Immortale. Il titolo, tanto per cambiare, se l’è assemblato da solo. Deve averlo immaginato già undici mesi fa quando ha scelto Roma come nuova tappa della costruzione di se stesso in chiave divina. Aveva iniziato in una sala dell’aeroporto di Heatrow: “Se avessi voluto una vita facile sarei rimasto a Porto: una sedia blu bellissima, la Champions, Dio e, dopo di lui, il sottoscritto”. E quando qualcuno gli fece notare che l’elenco era un po’ una spacconata, rispose serafico: “Per favore non chiamatemi arrogante, sono campione d’Europa e credo di essere speciale”. E nacque lo Special One. Proseguì all’arrivo a Milano con un “non sono un pirla” che lo fece entrare subito sotto la pelle dei tifosi nerazzurri. Adesso, dopo un giro vorticoso di ascese e cadute nella polvere, rieccolo. Ancora una coppa tra le mani e le lacrime. In mezzo, il nulla del calcio italiano in Europa. Di nuovo vincente, di nuovo Special. Perché un conto è alzare un trofeo con “squadre costruite per centrare questo obiettivo” e un altro affare è “farlo con il Porto, con l’Inter dopo tanti anni e oggi con la Roma”. Quello è un affare da Mourinho, ovvero: “È molto molto speciale, una cosa che ti fa diventare immortale”. Immortale nella Urbs Aeterna, Josè da Setubal, quello che che da allenatore del Leiria raccontò di essere andato in Brasile “a comprare giocatori in cambio di noccioline e banane”.

La Roma degli eccessi calcistici poteva essere la piazza adatta a lui e la vecchia volpe del calcio europeo aveva già annusato l’aria. Accerchiata da un amore eccessivo, passionale, quasi carnale. Mediaticamente copertissima. A digiuno da una vita, disabituata a vincere: per questo affamata e capace di eternare. Senza l’assillo della vittoria, perché lo sapevano tutti che con Ibanez e Karsdorp sarebbe stato quasi un miracolo. Una roba da taumaturghi, una roba da Mou. E ha srotolato tutto il suo repertorio: ha attratto su di sé l’attenzione, allontanandola dai giocatori. In un posto come Roma, la scelta perfetta. Del resto, lui, la tensione riesce a reggerla, mentre un gruppo di giocatori giovani e per lo più inesperti rischiava di implodere. Ai giallorossi è accaduto tante volte, anche durante stagioni in cui campioni e ambizioni erano esponenzialmente maggiori.
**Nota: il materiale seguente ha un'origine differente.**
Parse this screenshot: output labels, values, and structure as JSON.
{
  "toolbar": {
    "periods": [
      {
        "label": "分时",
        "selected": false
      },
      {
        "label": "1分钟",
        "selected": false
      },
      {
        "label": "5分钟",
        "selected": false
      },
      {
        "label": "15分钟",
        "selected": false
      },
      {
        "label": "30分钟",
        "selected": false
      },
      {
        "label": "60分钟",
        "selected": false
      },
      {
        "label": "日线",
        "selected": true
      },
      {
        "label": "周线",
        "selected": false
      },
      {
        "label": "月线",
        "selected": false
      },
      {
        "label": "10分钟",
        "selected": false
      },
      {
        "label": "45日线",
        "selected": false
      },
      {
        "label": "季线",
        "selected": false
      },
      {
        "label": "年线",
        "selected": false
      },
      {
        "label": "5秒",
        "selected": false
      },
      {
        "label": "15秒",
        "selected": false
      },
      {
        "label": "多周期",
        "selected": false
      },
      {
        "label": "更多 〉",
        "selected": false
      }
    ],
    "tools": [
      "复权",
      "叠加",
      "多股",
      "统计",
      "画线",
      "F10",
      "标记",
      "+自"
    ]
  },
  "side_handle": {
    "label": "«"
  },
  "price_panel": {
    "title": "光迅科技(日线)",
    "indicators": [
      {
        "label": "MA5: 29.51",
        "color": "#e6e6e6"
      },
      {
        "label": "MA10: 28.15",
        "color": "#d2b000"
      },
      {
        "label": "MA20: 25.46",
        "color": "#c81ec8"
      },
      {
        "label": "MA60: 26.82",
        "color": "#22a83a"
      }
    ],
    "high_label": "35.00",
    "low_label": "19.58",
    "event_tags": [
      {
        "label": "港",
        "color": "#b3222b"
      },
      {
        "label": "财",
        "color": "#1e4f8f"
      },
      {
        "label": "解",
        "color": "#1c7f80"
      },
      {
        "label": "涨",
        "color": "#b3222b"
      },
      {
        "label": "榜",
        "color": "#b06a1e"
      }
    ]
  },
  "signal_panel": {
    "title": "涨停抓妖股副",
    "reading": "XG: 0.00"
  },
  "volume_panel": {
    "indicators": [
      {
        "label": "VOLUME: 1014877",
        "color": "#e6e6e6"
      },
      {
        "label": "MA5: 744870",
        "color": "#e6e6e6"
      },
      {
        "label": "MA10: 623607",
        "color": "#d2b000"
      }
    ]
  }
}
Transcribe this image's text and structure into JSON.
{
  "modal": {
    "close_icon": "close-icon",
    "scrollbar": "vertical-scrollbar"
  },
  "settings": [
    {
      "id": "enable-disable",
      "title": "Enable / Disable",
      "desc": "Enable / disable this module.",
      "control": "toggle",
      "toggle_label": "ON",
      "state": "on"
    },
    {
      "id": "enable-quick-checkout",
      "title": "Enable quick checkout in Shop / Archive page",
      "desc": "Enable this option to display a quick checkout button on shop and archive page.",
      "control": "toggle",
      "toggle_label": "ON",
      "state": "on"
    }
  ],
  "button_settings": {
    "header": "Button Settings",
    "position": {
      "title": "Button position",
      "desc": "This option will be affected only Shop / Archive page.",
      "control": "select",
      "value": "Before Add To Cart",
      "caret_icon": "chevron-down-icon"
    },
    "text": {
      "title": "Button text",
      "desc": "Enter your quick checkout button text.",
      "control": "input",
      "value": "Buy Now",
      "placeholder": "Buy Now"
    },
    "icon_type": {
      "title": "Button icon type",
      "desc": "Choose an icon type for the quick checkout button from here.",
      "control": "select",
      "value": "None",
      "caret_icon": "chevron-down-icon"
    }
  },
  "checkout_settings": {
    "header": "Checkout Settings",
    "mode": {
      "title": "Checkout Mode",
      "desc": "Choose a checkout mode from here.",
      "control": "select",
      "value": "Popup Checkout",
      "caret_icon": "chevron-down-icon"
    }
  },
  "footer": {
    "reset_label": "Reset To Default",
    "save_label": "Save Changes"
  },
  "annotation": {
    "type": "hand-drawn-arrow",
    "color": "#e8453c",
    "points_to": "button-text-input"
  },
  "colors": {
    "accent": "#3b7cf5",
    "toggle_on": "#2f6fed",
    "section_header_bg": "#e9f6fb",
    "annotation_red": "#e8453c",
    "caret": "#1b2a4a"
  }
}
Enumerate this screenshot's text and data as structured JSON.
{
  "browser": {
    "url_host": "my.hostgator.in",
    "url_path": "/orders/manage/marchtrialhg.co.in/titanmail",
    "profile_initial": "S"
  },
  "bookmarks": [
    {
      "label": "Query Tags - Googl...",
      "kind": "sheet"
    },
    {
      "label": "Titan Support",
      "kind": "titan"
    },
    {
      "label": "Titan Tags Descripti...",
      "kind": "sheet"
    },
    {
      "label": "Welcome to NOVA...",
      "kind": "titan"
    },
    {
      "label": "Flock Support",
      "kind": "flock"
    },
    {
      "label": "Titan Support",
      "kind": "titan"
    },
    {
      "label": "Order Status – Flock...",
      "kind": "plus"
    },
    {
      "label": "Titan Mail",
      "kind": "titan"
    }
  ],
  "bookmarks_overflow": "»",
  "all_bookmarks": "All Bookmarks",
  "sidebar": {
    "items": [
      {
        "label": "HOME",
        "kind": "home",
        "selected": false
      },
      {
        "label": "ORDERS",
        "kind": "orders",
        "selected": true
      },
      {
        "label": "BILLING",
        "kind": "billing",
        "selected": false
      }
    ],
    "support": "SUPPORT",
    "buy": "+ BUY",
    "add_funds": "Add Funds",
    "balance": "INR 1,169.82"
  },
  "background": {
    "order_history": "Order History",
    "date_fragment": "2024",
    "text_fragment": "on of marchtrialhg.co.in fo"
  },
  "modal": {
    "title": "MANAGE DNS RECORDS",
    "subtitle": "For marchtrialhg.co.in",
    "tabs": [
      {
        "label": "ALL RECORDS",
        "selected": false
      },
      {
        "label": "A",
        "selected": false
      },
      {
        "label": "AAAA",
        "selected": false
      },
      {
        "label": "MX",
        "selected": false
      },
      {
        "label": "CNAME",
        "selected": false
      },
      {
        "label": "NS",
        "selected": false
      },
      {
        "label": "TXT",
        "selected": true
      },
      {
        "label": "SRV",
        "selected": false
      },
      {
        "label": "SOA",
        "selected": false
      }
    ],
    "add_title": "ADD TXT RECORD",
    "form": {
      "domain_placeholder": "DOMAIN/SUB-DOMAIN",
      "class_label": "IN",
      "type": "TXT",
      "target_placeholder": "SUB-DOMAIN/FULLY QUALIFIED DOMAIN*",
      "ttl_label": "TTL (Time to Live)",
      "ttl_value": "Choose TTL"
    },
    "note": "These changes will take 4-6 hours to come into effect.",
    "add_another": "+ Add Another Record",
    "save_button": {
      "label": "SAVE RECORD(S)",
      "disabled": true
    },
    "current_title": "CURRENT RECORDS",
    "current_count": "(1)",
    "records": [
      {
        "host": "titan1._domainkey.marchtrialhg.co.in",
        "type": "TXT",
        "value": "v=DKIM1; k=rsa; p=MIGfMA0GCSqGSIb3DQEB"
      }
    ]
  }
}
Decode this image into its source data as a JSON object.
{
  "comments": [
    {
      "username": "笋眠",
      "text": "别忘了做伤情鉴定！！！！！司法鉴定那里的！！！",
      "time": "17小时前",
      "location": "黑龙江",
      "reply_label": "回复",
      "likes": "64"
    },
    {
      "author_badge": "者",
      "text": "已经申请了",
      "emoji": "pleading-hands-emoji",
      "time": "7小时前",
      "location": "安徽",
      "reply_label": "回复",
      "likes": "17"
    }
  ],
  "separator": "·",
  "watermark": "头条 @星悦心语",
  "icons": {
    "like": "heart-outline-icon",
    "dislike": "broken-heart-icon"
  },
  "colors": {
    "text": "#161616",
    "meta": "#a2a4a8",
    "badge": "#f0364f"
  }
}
Mourinho come bersaglio e scudo, un anno in trincea aspettando quel momento lì, aspettando Tirana. Le luci del proscenio, le lacrime, i baci alla coppa. La frase cesellata chissà quando: “È molto molto speciale, una cosa che ti fa diventare immortale”. E quindi i titoli della stampa sportiva internazionale, da L’Equipe ad As, a celebrare il suo ritorno alla vittoria. Il successo di Mou prima, poi quello della Roma. Del resto David Moyes lo aveva spiegato anni fa: “Ciò che Mourinho ha fatto è stato rendere sexy l’immagine dell’allenatore”.

Immortale a Roma e imbattibile nelle finali europee. E anche questo vorrà dire qualcosa. Anche se la sua Roma gioca così e così, ne ha presi sei dal Bodø/Glimt, poi arriva quel momento lì e non sbaglia. Mai. Tatticamente perfetto, calcio senza fronzoli, 1-0 e bus davanti alla porta. Brutto? Magari. Ma la Bbc l’ha riassunto in maniera semplice semplice: “Il calcio è vincere e Mourinho vince”. Gli inglesi si sono subito ricordati dello Special, che di là era andato a predicare dopo Porto in una terra che quindici anni fa, calcisticamente parlando, non vedeva gli stranieri di buon occhio. Vinse due Premier League con il Chelsea, fallì in Champions negli anni del guardiolismo, infiammò l’isola britannica con la sua eterna tenzone, ad iniziare da Arsene Wenger e Rafa Benitez, sfidati in duelli rusticani. A Roma ha ritrovato quel mondo ma in sedicesimo, quasi tutto racchiuso dentro il Grande raccordo anulare. Radio, tv, paginate, gli sfottò chirurgici a Sarri. Si è messo in un angolo dell’impero calcistico, la Conference League, per poi esplodere in un botto luminescente nella notte di Tirana. È una “coppetta”, diranno, vale meno di un quarto di Europa League. Ma vai a vincerla, fallo a Roma, con questa Roma. Se non è da immortali, quantomeno non è da pirla. Di certo, è roba da Special.